I imagine that wasn’t the end of it?

Of course not! My father and my uncle came to the rescue. I’m sure you’ve heard of them. They were very famous back in their day. My father’s name was John of Berry. He was the younger brother of Charles V, the King of France. The second was Philip the Bold, who was his youngest brother… so, also younger brother to the King of France. He was also the Duke of Burgundy! He’s the one who intervened and came to my defence. He had good reason to want to keep a close eye on the Savoys. Firstly, their borders were creeping outwards, and secondly John’s daughter, Mary – my cousin – had been engaged to be married to my son since 1385. With them by my side, I could FINALLY put up a good fight.

Stained glass window with the arms of the Duchy of Berry and the County of SavoyStained glass window with the arms of the Duchy of Berry and the County of Savoy Blazon adorned with Bonne de Berry

Stained glass window with the arms of the Duchy of Berry and the County of Savoy

In the Camera Domini, copy of a stained glass window from the late 15th century, 1951.

How did they help you?

That rogue Granville had managed to flee Savoy (another coincidence that was sure to please my corrupt mother-in-law). My father made no bones about it. He tracked him down and captured him. Under duress, AKA torture, Grandville admitted that Bonne of Bourbon had ordered for my husband to be poisoned. We finally had her cornered, the old bag! There’d be no more of her ‘fake news’ after that!


So, you defeated her and regained all your power?

Well, not quite. Talk about injustice! At the request of my twisted mother-in-law, the French Royal Council was brought in to sort the matter. That old bat sure did have friends in high places. She was descended from the royal family like me, after all. You can almost picture the family therapy session. It makes me sick just thinking about it.

The engagement of Bonne d’Armagnac (daughter of Bonne de Berry) in the presence of Duke Jean de Berry, Limbourg Brothers/Anonymous/Jean Colombe, Les Très Riches Heures du Duc de Berry, 1411-1486 © Château de Chantilly, Musée Condé, Ms 65, fol. 004v.

What did the Council decide? Did they recognise your rights?

On 8 May 1393, Bonne the Bandit and I were forced to sign a peace treaty. The accusations were dropped. The old lady could remain as regent of Savoy, but she had to concede to having the close advisors of my father and my uncle present for decision-making. Those shamefaced chroniclers painted it as some great reconciliation! Outrageous! I got ABSOLUTELY NOTHING out of that deal! What’s worse, the very same year, my father had me remarried to the Count of Armagnac, a nobleman with considerable influence in the Kingdom of France. I was still a catch, he said. I had to pack my bags and leave immediately for Gascony, or Occitania as you call it these days. The weather and the food were certainly better there, but I wasted my days away until I died, aged almost 70. My own father had hung me out to dry!

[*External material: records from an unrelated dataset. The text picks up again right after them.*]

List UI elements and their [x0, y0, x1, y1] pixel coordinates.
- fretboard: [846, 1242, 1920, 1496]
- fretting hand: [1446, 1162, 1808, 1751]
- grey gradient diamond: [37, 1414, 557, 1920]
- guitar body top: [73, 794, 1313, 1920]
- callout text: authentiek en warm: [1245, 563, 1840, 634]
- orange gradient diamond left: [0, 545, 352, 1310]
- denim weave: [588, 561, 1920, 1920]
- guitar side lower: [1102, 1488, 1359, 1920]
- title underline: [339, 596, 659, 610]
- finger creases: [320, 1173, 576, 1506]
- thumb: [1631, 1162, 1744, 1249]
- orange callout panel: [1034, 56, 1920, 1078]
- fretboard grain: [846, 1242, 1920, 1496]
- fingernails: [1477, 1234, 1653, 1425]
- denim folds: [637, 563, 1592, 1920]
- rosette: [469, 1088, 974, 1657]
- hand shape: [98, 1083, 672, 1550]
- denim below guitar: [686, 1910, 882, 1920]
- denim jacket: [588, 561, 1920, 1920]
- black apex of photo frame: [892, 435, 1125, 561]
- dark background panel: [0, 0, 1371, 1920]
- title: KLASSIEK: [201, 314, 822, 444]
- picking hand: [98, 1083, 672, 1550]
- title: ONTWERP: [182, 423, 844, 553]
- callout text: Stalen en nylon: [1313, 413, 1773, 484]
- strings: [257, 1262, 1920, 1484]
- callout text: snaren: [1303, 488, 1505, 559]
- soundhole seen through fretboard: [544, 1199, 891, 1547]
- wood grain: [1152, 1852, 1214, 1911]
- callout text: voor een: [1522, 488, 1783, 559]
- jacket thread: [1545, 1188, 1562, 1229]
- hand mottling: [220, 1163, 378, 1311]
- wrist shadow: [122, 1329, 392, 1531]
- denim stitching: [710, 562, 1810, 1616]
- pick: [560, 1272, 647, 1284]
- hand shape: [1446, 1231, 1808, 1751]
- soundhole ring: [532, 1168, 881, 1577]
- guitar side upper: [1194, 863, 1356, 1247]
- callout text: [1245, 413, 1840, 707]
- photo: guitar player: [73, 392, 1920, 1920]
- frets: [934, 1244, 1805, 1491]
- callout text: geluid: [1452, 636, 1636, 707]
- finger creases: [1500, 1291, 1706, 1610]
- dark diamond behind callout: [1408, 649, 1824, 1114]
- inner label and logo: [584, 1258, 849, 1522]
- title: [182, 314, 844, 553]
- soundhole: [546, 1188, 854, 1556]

The death of your husband, followed by the regency crisis… I imagine it must have been all the more painful considering the love you harboured for Amadeus?

Well, not so much. We were married by proxy. The day of the wedding, I said ‘I do’ to some random old guy, whose name was Guillaume de la Baume. He was Amadeus’s symbolic representative in Paris, where our wedding took place. He was a high-ranking nobleman and friends with my betrothed’s father. I remember finding it all a bit odd. It was like any typical wedding: we said our vows, there was a religious blessing, we exchanged the rings… except there was no groom! My father said that was customary when fiancés lived so far apart. Afterwards I waited four more years before even setting foot in Savoy. You know the story from there. I spawned a few kids for the dynasty. Three, including an heir. I did my job. And what did the Savoys give me in return? I had all the makings of a ruler, but no actual power. Fear, contempt, jealousy? It’s hard to escape the system.